Сам текст в их понимании превратился из застывшей формы в нечто подвижное. Библеисты приложили неимоверные усилия к тому, чтобы выяснить происхождение первых пяти книг Библии, и постепенно пришли к мнению (которое, хоть и в меньшей мере, преобладает до сих пор), что первые пять или шесть книг Библии были составлены на основании разных источников, каждый из которых обладает собственными уникальными чертами и появился в определенный исторический период. Исследователи попытались выявить множество разных слоев в окончательной композиции, подобно тому как археологи раскапывают курган в попытке определить различные пласты, оставленные древними обитателями места раскопок. Со временем безымянных авторов, стоящих за различными текстуальными напластованиями, стали обозначать отдельными буквами алфавита.
Согласно этой реконструкции, известной как «документальная гипотеза», в книге Бытие просматриваются по крайней мере три авторских стиля, обозначаемые, соответственно, латинскими буквами J, E и P. Эти буквы указывают на характерные особенности воображаемого автора, а в сочленениях, где текст одного предполагаемого литературного источника соединяется с текстом другого, библеисты видят работу анонимных редакторов. J, считающийся древнейшим из первоисточников, известен тем, что отдает предпочтение Божественному имени Яхве; таким образом, буква J означает «яхвист»[30]. В свою очередь источнику E Бог известен прежде всего под именем Элохим, отсюда и его название – «элохист». P рассматривается как гораздо более поздний автор или группа авторов, уделявших большое внимание отправлению культа. В рамках этой схемы события в библейском повествовании должны выстраиваться в иной хронологической последовательности, отличной от той, что предлагается в композиции текста.
НА СМЕНУ ТЕНДЕНЦИИ РАССМАТРИВАТЬ БИБЛЕЙСКИЕ КНИГИ КАК КОМПОЗИЦИЮ, СОСТОЯЩУЮ ИЗ ТЕКСТОВЫХ ФРАГМЕНТОВ, СПАЯННЫХ В НЕОДНОРОДНОЕ И НЕПОСЛЕДОВАТЕЛЬНОЕ ЦЕЛОЕ, ПРИШЛА ТЕНДЕНЦИЯ УСМАТРИВАТЬ В НИХ ЕДИНСТВО
Что касается хронологии в ее «классической» версии, по мнению влиятельного исследователя Ветхого Завета Герхарда фон Рада, материал, приписываемый так называемому источнику J, относится примерно к 950 году до н. э., источник E датируется одним или двумя столетиями позднее, а источник P появился после вавилонского пленения, примерно в 538–450 годах до н. э.[31] Однако, все более осознавая сложности и подводные камни при осуществлении данной реконструкции, даже Герхард фон Рад не рискует давать более точных датировок, «поскольку в любом случае это лишь догадки, и прежде всего потому, что они относятся только к завершенной литературной композиции.

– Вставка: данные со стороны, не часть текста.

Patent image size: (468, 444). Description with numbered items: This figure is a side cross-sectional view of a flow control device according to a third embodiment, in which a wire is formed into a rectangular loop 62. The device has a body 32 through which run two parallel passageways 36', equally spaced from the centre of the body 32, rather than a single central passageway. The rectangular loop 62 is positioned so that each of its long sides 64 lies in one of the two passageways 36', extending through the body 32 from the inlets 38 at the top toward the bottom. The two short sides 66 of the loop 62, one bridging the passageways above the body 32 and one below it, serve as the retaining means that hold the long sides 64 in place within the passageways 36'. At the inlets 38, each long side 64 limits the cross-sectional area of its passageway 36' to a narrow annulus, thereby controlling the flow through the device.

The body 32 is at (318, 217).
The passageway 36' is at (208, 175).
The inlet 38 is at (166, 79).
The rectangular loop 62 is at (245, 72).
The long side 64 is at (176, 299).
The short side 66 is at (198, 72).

Возраст отдельных преданий в рамках любого из источниковых документов – это совсем другое дело. Самый близкий к нам по времени документ (Р), к примеру, содержит множество древних и очень древних материалов»[32].
Источник Р важен в настоящем контексте, потому что первое упоминание о седьмом дне нередко относят именно к этому источнику. Но при этом нужно учитывать, что Р – это не более чем условная, умозрительная конструкция и что предполагаемый вклад этого источника в библейский текст «содержит множество древних и очень древних материалов»[33]. Так что, исходя из этой логики, главное – не роль и не период существования загадочного Р, а древность материала.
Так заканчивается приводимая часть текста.